We have launched new BGP CHR server instance (v6.37.1) in December. We've obtained 60 days P unlimited licence.
Everything has been working like a dream during trial period. No any packet loss, no hangs, throughput was perfect, BGP sessions uptime was >30 days. All perfect.
Then, we decided to buy P1 licence, as our router interfaces are 1GBit only for now.
After installing licence, some of our customers started to complain of VPN disconnections and hangs.
We've found packet loss, which were caused by CHR instance. Actual loss was between 0.5 and 5%. For example:
--- 188.8.131.52 ping statistics --- 1000 packets transmitted, 987 received, 1% packet loss, time 11987ms 489 packets transmitted, 480 received, 1% packet loss, time 5968ms 1000 packets transmitted, 996 received, 0% packet loss, time 11987ms 1000 packets transmitted, 996 received, 0% packet loss, time 11987ms 1000 packets transmitted, 994 received, 0% packet loss, time 12948ms 1000 packets transmitted, 993 received, 0% packet loss, time 11996ms
Loss rate rised again after crossing 80mbit+.
Our conslusion was - there is either some underlying queue on CHR instance, which dropping packets, or HW problem.
We 've carefully examined ESXI stats and Mikrotik interfaces/vlans stats: no drops, no errors.
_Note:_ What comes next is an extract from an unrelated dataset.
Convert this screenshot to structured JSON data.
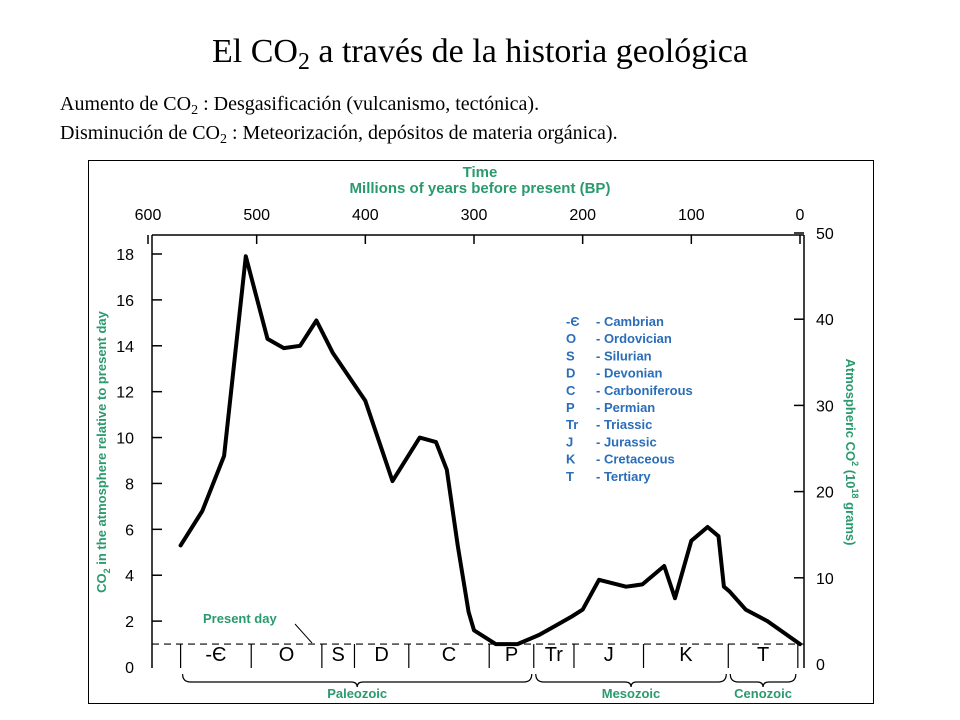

Nothing.
Then, I have created new CHR instance, installed same 6.37.1 version, obtained new P unlimited trial for 60 days, imported all settings from P1 licenced server.
Voila, everything backs to normal, no VPN drops, no LOSS!
--- 184.108.40.206 ping statistics --- 1000 packets transmitted, 1000 received, 0% packet loss, time 13303ms 1000 packets transmitted, 1000 received, 0% packet loss, time 13238ms 1000 packets transmitted, 1000 received, 0% packet loss, time 12970ms
1. There have to be some underlying, hidden queue in P1 and most likely P10 licence, which limiting interface speed to licence level speed, and is most likely improperly configured and dropping packets, even when our interface rates are much smaller than 1GBit ceiling.
2. Mikrotik engineers should NOT place any underlying queues on bottom of CHR. As for me - this is unprofessional and should never happen. Interface limitation should be done by software/driver modification, so that interface should _not negotiate speeds above licenced ones_. For example by shadowing "advertisement link speeds" and allowing to link only speeds below 1000mbps fdx for example, and applying apporiate patch for driver or driver interface between winbox and driver. This should be best way, as it's not harming and influencing router passed traffic any way.
3. I have created support ticket, however it's not processed (and most likely will not be processed) because they ask for supout.rif. Sorry, i can't run old buggy P1 instance on production server.
4. Besides of packet loss experienced on P1 licenced instance, we didn't had any other problems with VoIP or games (at least customers didn't reported that). However, Apollo Games machines UDP VPN tunnel seems to suffered a lot (probably also a design fault on this machines - seems like UDP over UDP, and they don't use TCP on bottom VPN layer maybe).. So you may experience loss on your instance, and even don't know that.